Parting Shot (1998)

Posted by Mrs Giggles on October 29, 2020 in 2 Oogies, Idiot Box Reviews, Series: Ghost Stories

Parting Shot (1998)

Main cast: Maya Israel (Fran Rayburn), Greg O’Donovan, John Rogers, and Rip Torn (Narrator)
Director: Frank Wayne

Frank Wayne actually returns for the very second last episode of Ghost Stories—he must really need the $100 they must be paying their directors, or he probably has to come back in order to keep them from leaking some incriminating photos of him.
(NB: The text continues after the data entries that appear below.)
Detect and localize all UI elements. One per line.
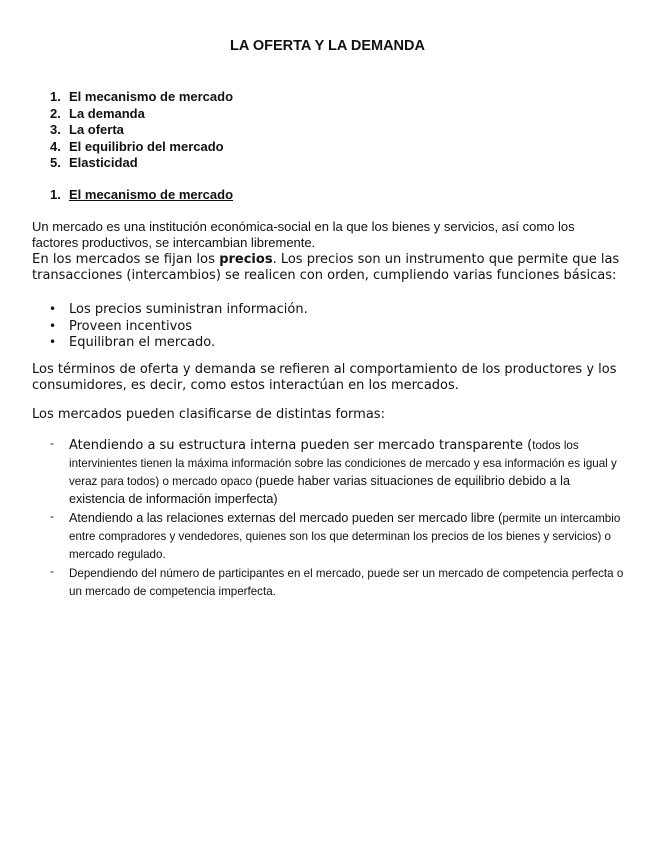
list-item: - Atendiendo a las relaciones externas del mercado pueden ser mercado libre (permite un intercambio entre compradores y vendedores, quienes son los que determinan los precios de los bienes y servicios) o mercado regulado.	[50, 509, 621, 561]
functions-list	[32, 301, 308, 351]
dash-icon: -	[50, 509, 54, 523]
bullet-icon: •	[49, 318, 57, 333]
paragraph-definition: Un mercado es una institución económica-social en la que los bienes y servicios, así como los factores productivos, se intercambian libremente.	[32, 219, 575, 251]
paragraph-classification: Los mercados pueden clasificarse de distintas formas:	[32, 407, 385, 422]
bullet-icon: •	[49, 302, 57, 316]
classification-list	[32, 436, 624, 601]
table-of-contents	[50, 89, 233, 172]
dash-icon: -	[50, 564, 54, 578]
toc-item-label: La oferta	[69, 122, 124, 138]
toc-item: 4. El equilibrio del mercado	[50, 138, 224, 154]
list-item: - Atendiendo a su estructura interna pueden ser mercado transparente (todos los intervinientes tienen la máxima información sobre las condiciones de mercado y esa información es igual y veraz para todos) o mercado opaco (puede haber varias situaciones de equilibrio debido a la existencia de información imperfecta)	[50, 436, 617, 506]
list-item: • Equilibran el mercado.	[32, 334, 308, 351]
list-item: • Proveen incentivos	[32, 318, 308, 335]
toc-item: 1. El mecanismo de mercado	[50, 89, 234, 104]
list-item: - Dependiendo del número de participantes en el mercado, puede ser un mercado de competencia perfecta o un mercado de competencia imperfecta.	[50, 564, 624, 598]
toc-item-label: El mecanismo de mercado	[69, 89, 234, 104]
document-title: LA OFERTA Y LA DEMANDA	[230, 38, 425, 54]
toc-item-label: El equilibrio del mercado	[69, 138, 224, 154]
paragraph-supply-demand: Los términos de oferta y demanda se refieren al comportamiento de los productores y los consumidores, es decir, como estos interactúan en los mercados.	[32, 362, 617, 394]
paragraph-prices: En los mercados se fijan los precios. Los precios son un instrumento que permite que las transacciones (intercambios) se realicen con orden, cumpliendo varias funciones básicas:	[32, 252, 620, 284]
toc-item-label: Elasticidad	[69, 155, 138, 171]
toc-item-label: La demanda	[69, 105, 145, 121]
bullet-icon: •	[49, 335, 57, 349]
toc-item: 5. Elasticidad	[50, 155, 138, 171]
toc-item: 3. La oferta	[50, 122, 124, 138]
dash-icon: -	[50, 436, 54, 450]
toc-item: 2. La demanda	[50, 105, 145, 121]
bold-term-precios: precios	[219, 252, 273, 267]
section-heading: 1. El mecanismo de mercado	[50, 187, 234, 202]
list-item: • Los precios suministran información.	[32, 301, 308, 318]
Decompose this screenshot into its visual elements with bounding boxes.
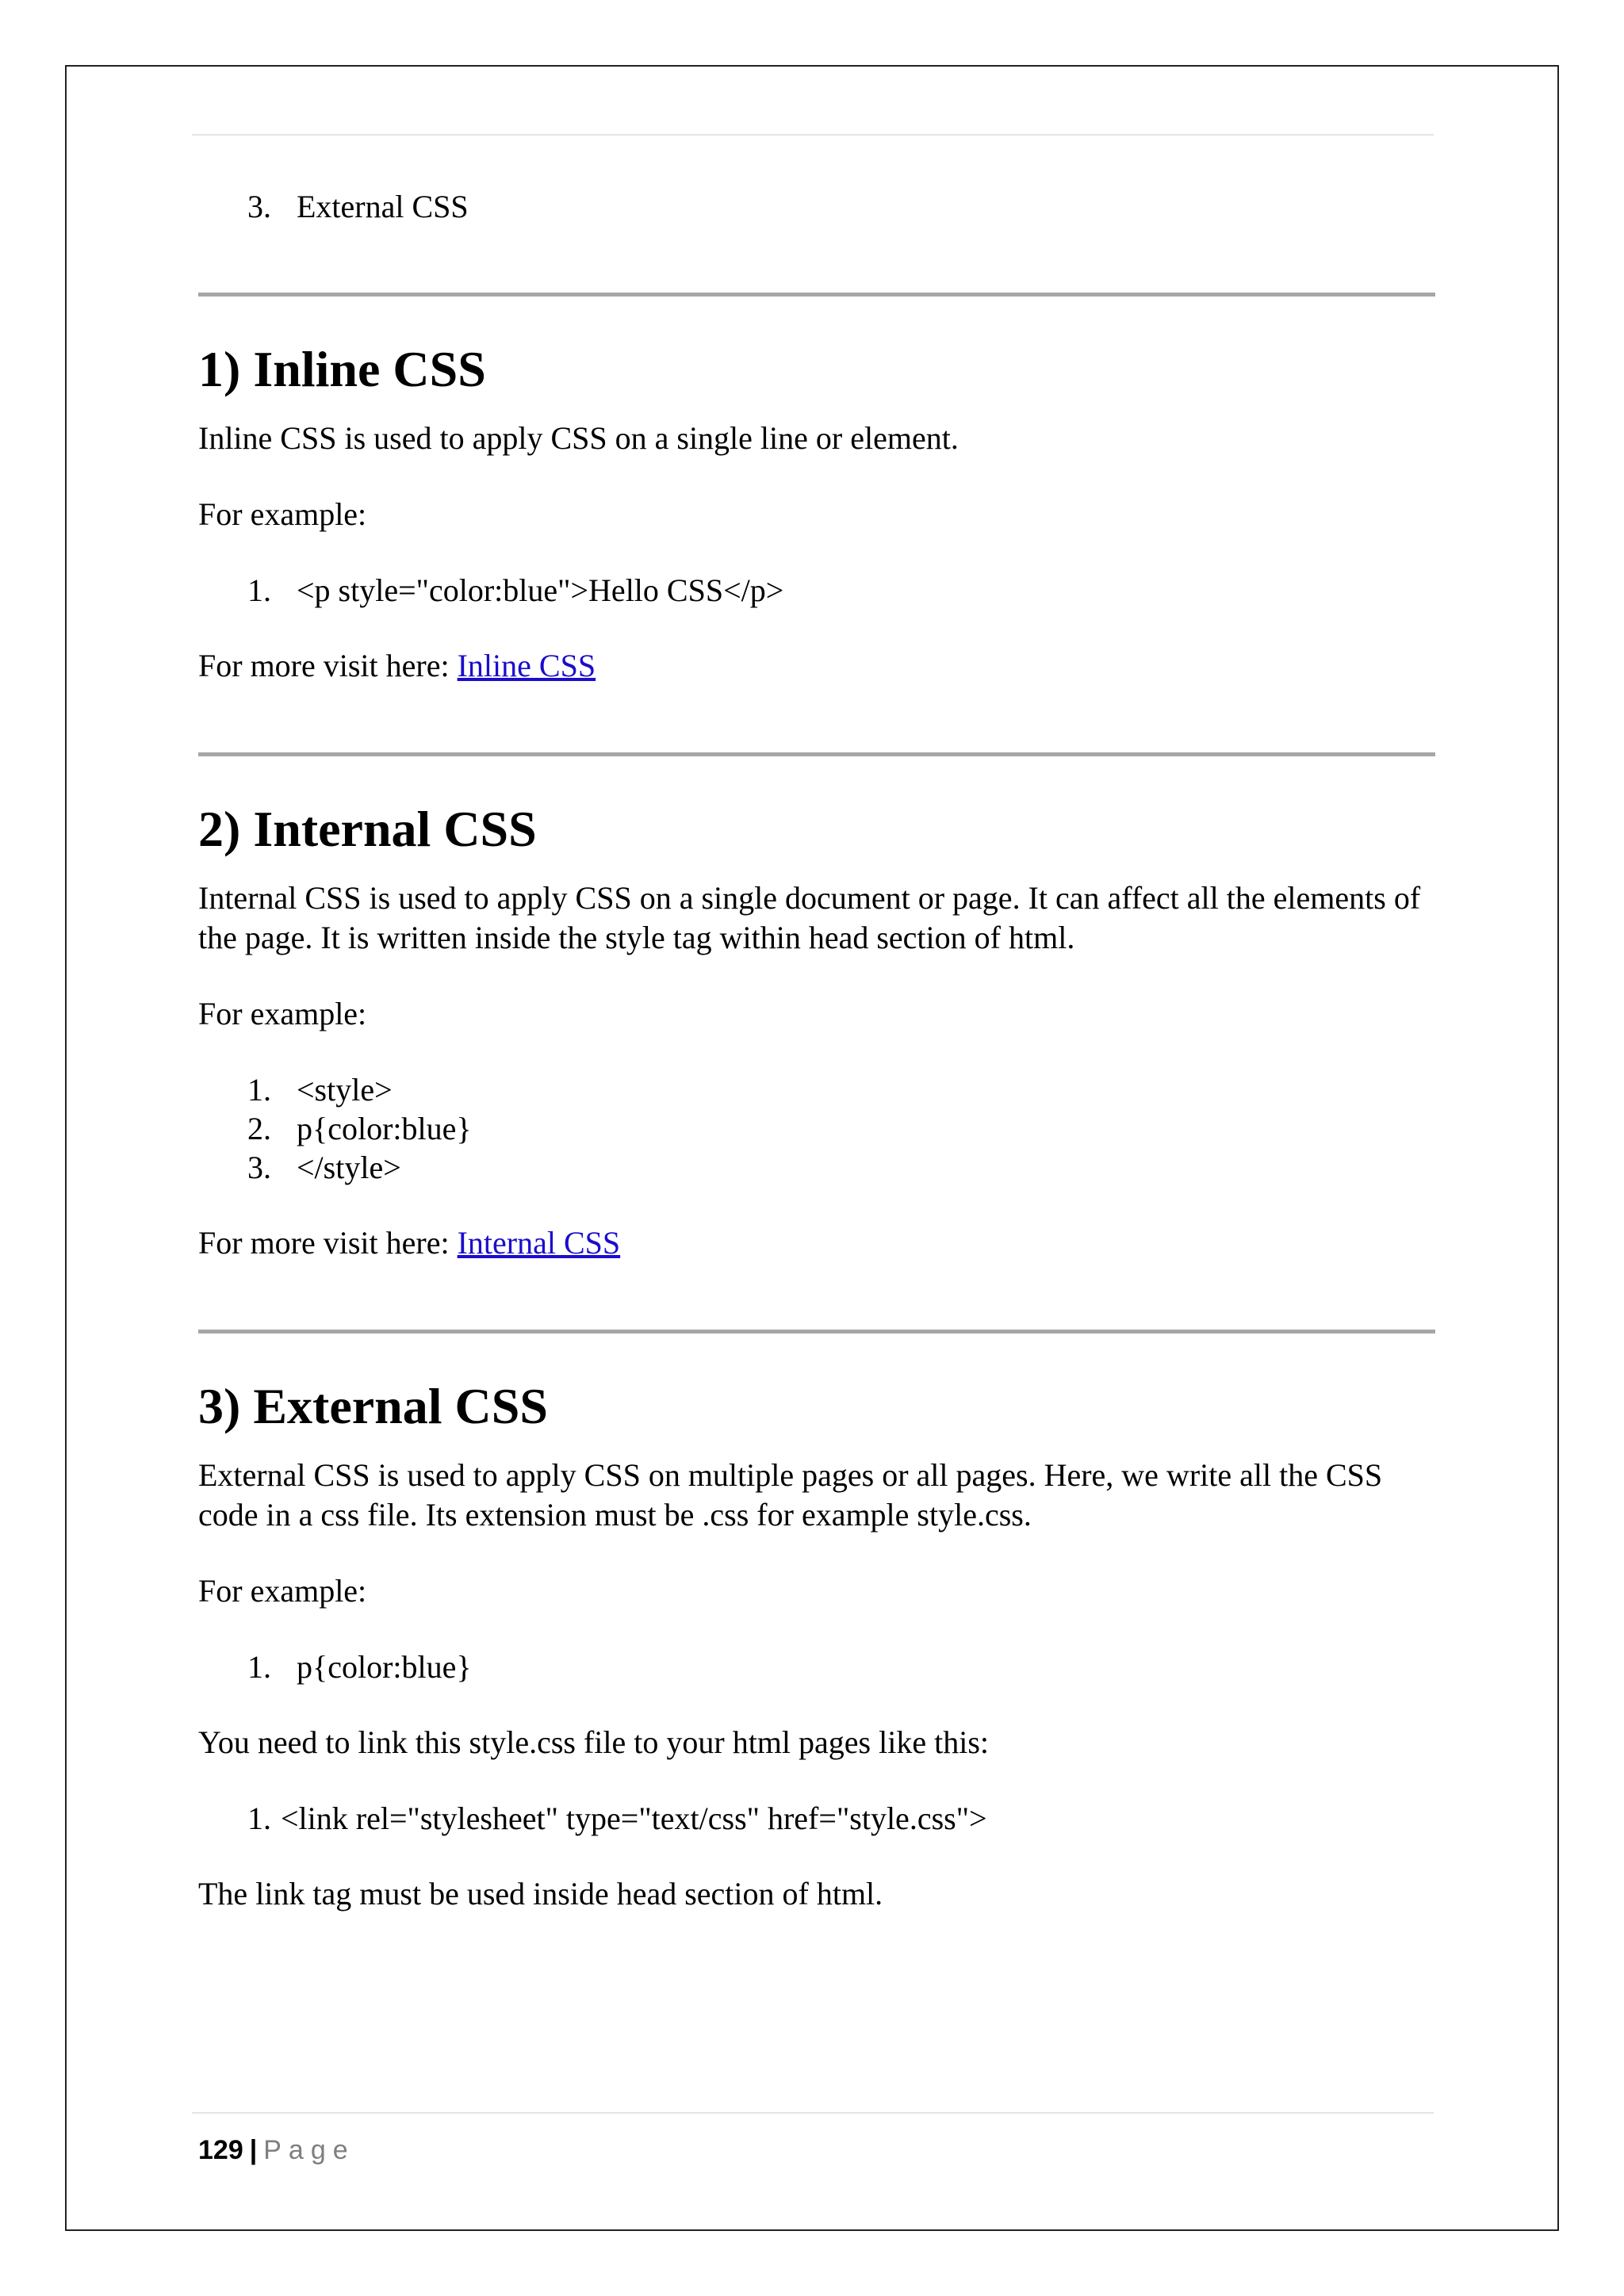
- header-rule: [192, 134, 1434, 136]
- code-line: [198, 1109, 1435, 1148]
- code-line: [198, 1799, 1435, 1838]
- code-line: [198, 1148, 1435, 1187]
- page-label: Page: [263, 2135, 355, 2165]
- internal-css-link[interactable]: Internal CSS: [457, 1225, 621, 1261]
- code-line-number: 1.: [247, 572, 271, 608]
- code-line-text: p{color:blue}: [297, 1649, 472, 1685]
- more-info-prefix: For more visit here:: [198, 648, 450, 683]
- page-content: [198, 187, 1435, 1914]
- code-line-number: 1.: [247, 1800, 271, 1836]
- list-item: [198, 187, 1435, 226]
- code-line-number: 1.: [247, 1649, 271, 1685]
- section-divider: [198, 752, 1435, 756]
- code-line: [198, 1070, 1435, 1109]
- example-label: For example:: [198, 1573, 367, 1609]
- closing-note: The link tag must be used inside head section of html.: [198, 1876, 883, 1911]
- section-description: External CSS is used to apply CSS on multiple pages or all pages. Here, we write all the CSS code in a css file. Its extension must be .css for example style.css.: [198, 1457, 1383, 1533]
- more-info: [198, 1223, 1435, 1263]
- example-label: For example:: [198, 996, 367, 1031]
- list-number: 3.: [247, 189, 271, 224]
- code-line-number: 3.: [247, 1150, 271, 1185]
- inline-css-link[interactable]: Inline CSS: [457, 648, 596, 683]
- more-info-prefix: For more visit here:: [198, 1225, 450, 1261]
- link-instruction: You need to link this style.css file to your html pages like this:: [198, 1724, 989, 1760]
- code-line: [198, 571, 1435, 610]
- more-info: [198, 646, 1435, 686]
- page-footer: [198, 2134, 355, 2166]
- section-description: Inline CSS is used to apply CSS on a single line or element.: [198, 420, 959, 456]
- code-line-text: <style>: [297, 1072, 393, 1108]
- code-line-text: p{color:blue}: [297, 1111, 472, 1146]
- example-label: For example:: [198, 496, 367, 532]
- page-number: 129: [198, 2135, 243, 2165]
- section-heading-internal-css: 2) Internal CSS: [198, 801, 537, 857]
- section-description: Internal CSS is used to apply CSS on a single document or page. It can affect all the elements of the page. It is written inside the style tag within head section of html.: [198, 880, 1421, 955]
- list-text: External CSS: [297, 189, 469, 224]
- section-heading-external-css: 3) External CSS: [198, 1378, 548, 1434]
- code-line-text: <link rel="stylesheet" type="text/css" href="style.css">: [281, 1800, 987, 1836]
- section-heading-inline-css: 1) Inline CSS: [198, 341, 486, 397]
- code-line-text: <p style="color:blue">Hello CSS</p>: [297, 572, 784, 608]
- code-line-number: 1.: [247, 1072, 271, 1108]
- section-divider: [198, 293, 1435, 297]
- code-line: [198, 1647, 1435, 1686]
- footer-separator: |: [249, 2135, 258, 2165]
- section-divider: [198, 1330, 1435, 1334]
- footer-rule: [192, 2112, 1434, 2114]
- code-line-number: 2.: [247, 1111, 271, 1146]
- code-line-text: </style>: [297, 1150, 401, 1185]
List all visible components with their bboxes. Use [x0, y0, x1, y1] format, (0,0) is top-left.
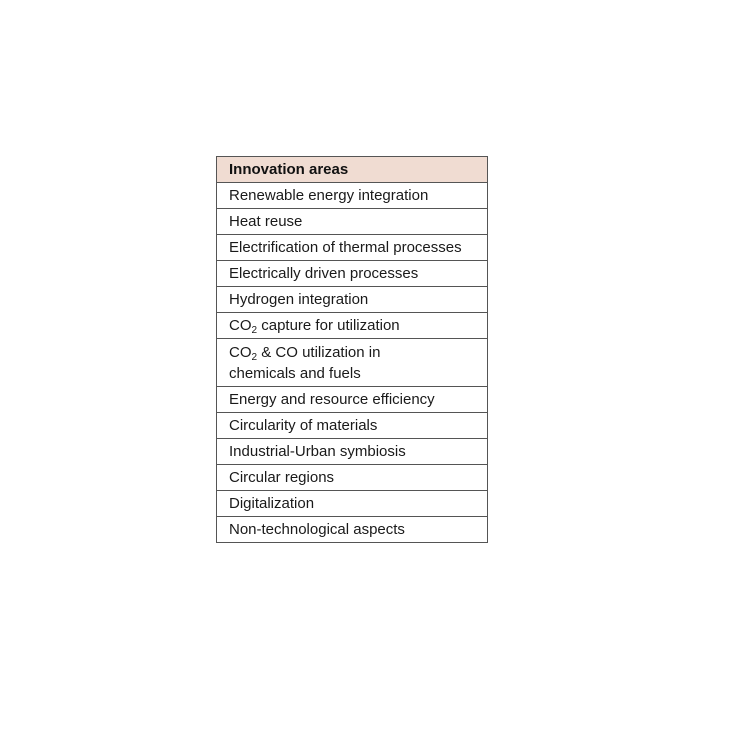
table-cell: Energy and resource efficiency — [217, 387, 488, 413]
table-cell-co2-capture — [217, 313, 488, 339]
table-row — [217, 209, 488, 235]
table-row — [217, 439, 488, 465]
table-row — [217, 491, 488, 517]
subscript-digit: 2 — [251, 352, 258, 363]
table-cell: Circular regions — [217, 465, 488, 491]
column-header-innovation-areas: Innovation areas — [217, 157, 488, 183]
table-cell-co2-co-utilization — [217, 339, 488, 387]
table-row — [217, 465, 488, 491]
table-row — [217, 183, 488, 209]
table-cell: Hydrogen integration — [217, 287, 488, 313]
table-row — [217, 413, 488, 439]
chemical-formula-prefix: CO — [229, 344, 252, 361]
table-row — [217, 339, 488, 387]
table-row — [217, 313, 488, 339]
subscript-digit: 2 — [251, 325, 258, 336]
table-cell: Electrification of thermal processes — [217, 235, 488, 261]
innovation-areas-table — [216, 156, 488, 543]
table-row — [217, 517, 488, 543]
table-cell: Heat reuse — [217, 209, 488, 235]
table-header-row — [217, 157, 488, 183]
table-cell: Non-technological aspects — [217, 517, 488, 543]
table-row — [217, 387, 488, 413]
table-cell: Renewable energy integration — [217, 183, 488, 209]
table-cell: Electrically driven processes — [217, 261, 488, 287]
table-row — [217, 235, 488, 261]
table-cell: Digitalization — [217, 491, 488, 517]
table-cell: Industrial-Urban symbiosis — [217, 439, 488, 465]
cell-text-line-1: & CO utilization in — [257, 344, 381, 361]
table-row — [217, 287, 488, 313]
table-row — [217, 261, 488, 287]
chemical-formula-prefix: CO — [229, 317, 252, 334]
cell-text-rest: capture for utilization — [257, 317, 400, 334]
table-cell: Circularity of materials — [217, 413, 488, 439]
cell-text-line-2: chemicals and fuels — [229, 365, 361, 382]
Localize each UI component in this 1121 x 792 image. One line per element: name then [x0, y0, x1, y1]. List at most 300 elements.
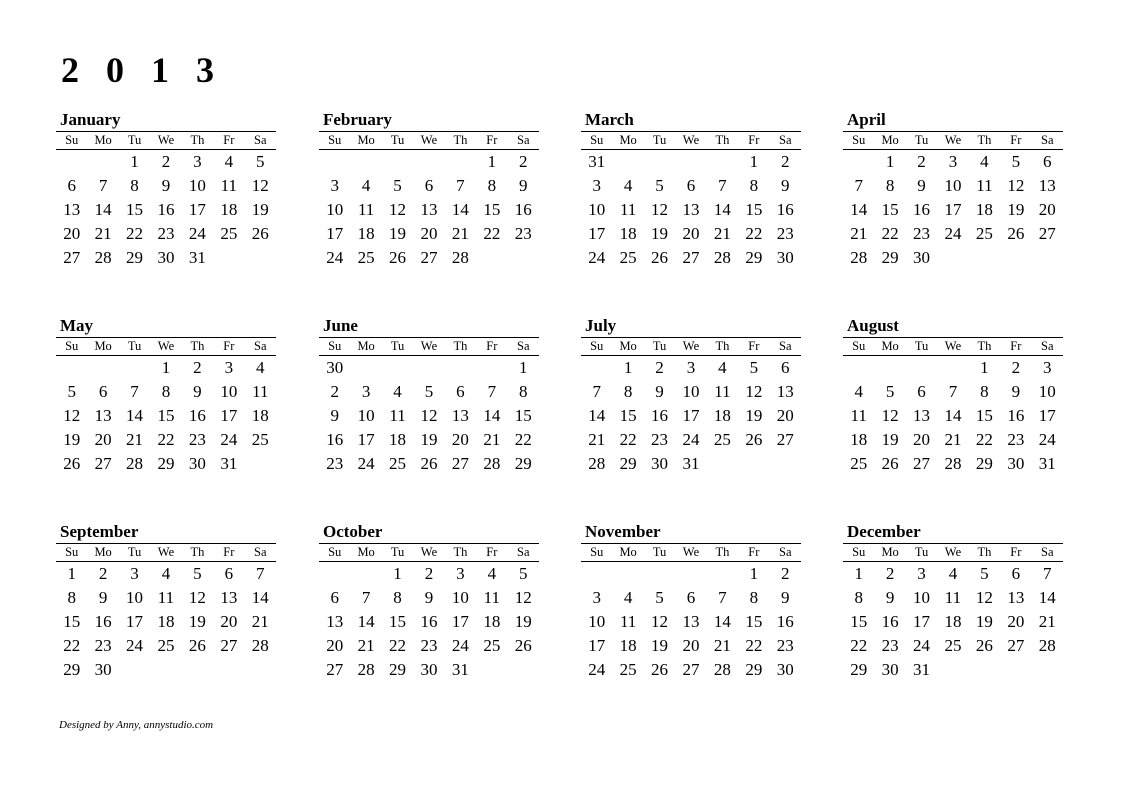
weekday-label: Sa: [770, 132, 801, 150]
day-cell: 15: [745, 200, 763, 219]
day-cell: [382, 356, 413, 381]
day-cell: 15: [745, 612, 763, 631]
day-cell: 4: [161, 564, 171, 583]
day-cell: 17: [126, 612, 144, 631]
day-cell: 25: [850, 454, 868, 473]
weekday-label: Su: [56, 544, 87, 562]
day-cell: 10: [588, 612, 606, 631]
day-cell: 17: [451, 612, 469, 631]
week-row: [843, 562, 1063, 587]
month-table: [319, 543, 539, 682]
day-cell: 7: [98, 176, 108, 195]
day-cell: 10: [588, 200, 606, 219]
week-row: [843, 222, 1063, 246]
weekday-label: Mo: [874, 544, 905, 562]
day-cell: 22: [63, 636, 81, 655]
weekday-label: Fr: [476, 132, 507, 150]
day-cell: 10: [682, 382, 700, 401]
weekday-label: Sa: [770, 338, 801, 356]
day-cell: 26: [188, 636, 206, 655]
weekday-label: Fr: [738, 338, 769, 356]
day-cell: 2: [655, 358, 664, 377]
weekday-label: Sa: [770, 544, 801, 562]
day-cell: 1: [487, 152, 497, 171]
week-row: [319, 380, 539, 404]
month-name: February: [323, 110, 392, 129]
weekday-label: Fr: [1000, 544, 1031, 562]
weekday-label: Mo: [87, 338, 118, 356]
weekday-label: Tu: [119, 544, 150, 562]
day-cell: 4: [393, 382, 402, 401]
week-row: [319, 428, 539, 452]
day-cell: 24: [326, 248, 344, 267]
weekday-label: Tu: [119, 338, 150, 356]
day-cell: 15: [975, 406, 993, 425]
weekday-label: We: [413, 338, 444, 356]
day-cell: 30: [94, 660, 112, 679]
day-cell: 31: [220, 454, 238, 473]
day-cell: 22: [157, 430, 175, 449]
weekday-label: Th: [182, 338, 213, 356]
day-cell: 23: [776, 224, 794, 243]
weekday-label: We: [675, 132, 706, 150]
week-row: [843, 658, 1063, 682]
day-cell: 31: [188, 248, 206, 267]
day-cell: 27: [1038, 224, 1056, 243]
week-row: [843, 174, 1063, 198]
day-cell: [937, 658, 968, 682]
day-cell: 21: [357, 636, 375, 655]
day-cell: 16: [326, 430, 344, 449]
day-cell: 8: [885, 176, 895, 195]
day-cell: [119, 356, 150, 381]
day-cell: 8: [980, 382, 989, 401]
day-cell: 22: [745, 636, 763, 655]
month-table: [56, 131, 276, 270]
day-cell: 28: [1038, 636, 1056, 655]
day-cell: 6: [224, 564, 234, 583]
day-cell: 31: [1038, 454, 1056, 473]
day-cell: 6: [781, 358, 790, 377]
month-name: August: [847, 316, 899, 335]
day-cell: 27: [682, 248, 700, 267]
day-cell: 29: [850, 660, 868, 679]
weekday-label: Fr: [738, 132, 769, 150]
day-cell: 20: [420, 224, 438, 243]
day-cell: 25: [944, 636, 962, 655]
day-cell: 6: [1043, 152, 1052, 171]
day-cell: 1: [749, 152, 759, 171]
day-cell: 21: [713, 636, 731, 655]
month-june: [319, 316, 541, 476]
day-cell: 10: [126, 588, 144, 607]
day-cell: 18: [713, 406, 731, 425]
day-cell: 5: [519, 564, 528, 583]
day-cell: 30: [157, 248, 175, 267]
day-cell: 2: [519, 152, 528, 171]
week-row: [581, 610, 801, 634]
day-cell: 14: [357, 612, 375, 631]
weekday-label: Su: [319, 544, 350, 562]
day-cell: 12: [389, 200, 407, 219]
day-cell: 3: [456, 564, 465, 583]
day-cell: 26: [63, 454, 81, 473]
weekday-label: Tu: [644, 132, 675, 150]
day-cell: 4: [623, 176, 633, 195]
day-cell: 13: [913, 406, 931, 425]
week-row: [56, 246, 276, 270]
weekday-header-row: [56, 132, 276, 150]
day-cell: 17: [944, 200, 962, 219]
week-row: [56, 198, 276, 222]
day-cell: 9: [655, 382, 664, 401]
week-row: [319, 610, 539, 634]
day-cell: 24: [451, 636, 469, 655]
day-cell: [843, 356, 874, 381]
day-cell: 14: [94, 200, 112, 219]
day-cell: 17: [188, 200, 206, 219]
weekday-label: Su: [581, 544, 612, 562]
day-cell: 1: [519, 358, 528, 377]
week-row: [843, 150, 1063, 175]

Yes, Parting Shot is just one episode away from the end game of Ghost Stories, and in hindsight, it’s actually a missed opportunity not to have an episode with this title be the series-closer.

Well, it’s the 1990s, a time when tabloid writers and paparazzo were reviled as third-rate scums. Funny how times have changed, as today, the mainstream American news outlets would be falling over themselves to hire these people. Anyway, Fran Rayburn is a disgraced photojournalist now stalking and taking photos of reclusive retired rock star Nicky “The Snakeman” Van Adder. Now that he has kicked the bucket, she is hoping to score a jackpot with the pictures of him that she had amassed. Finding no buyers, she decides that she needs to take the ultimate shot: that of The Snakeman as a dead body in the morgue. A stranger that calls himself Flash offers her a chance to take that photo, in exchange of any payment that she deems will be fair. She agrees, and so the game is on.

Parting Shot could have been a decent “scary night at the morgue” episode. It certainly has that rare decent actress in Maya Israel here, as she doesn’t deliver lines in a flat monotone and she certainly can show fear and bitchiness with equal ease. However, the whole thing is just too stupid for words, and the “twist” that leads to Maya apparently being hounded by a paparazzo that only she can see, taking pics of her non-stop, is far more comical than the people behind this show likely intended it to be. Indeed, this episode should have played things up as a comedy, given how dumb things become as the show progresses, but no, it wants to keep a straight face throughout.

Playing this up as a straight spooky episode is a mistake because the lighting is too bright most of the time, making it very hard to generate a scary kind of tension, and the special effects are pretty bad, far more comical than anything else. Really, they should have just turned this into a comedy, so that the cheaply-produced and absurd elements in this episode would be seen as an audacious type of humor.

With it being what it is, this one is a sad consequences of trying to film an episode on a budget that is way smaller than the ambition of the people behind the whole thing.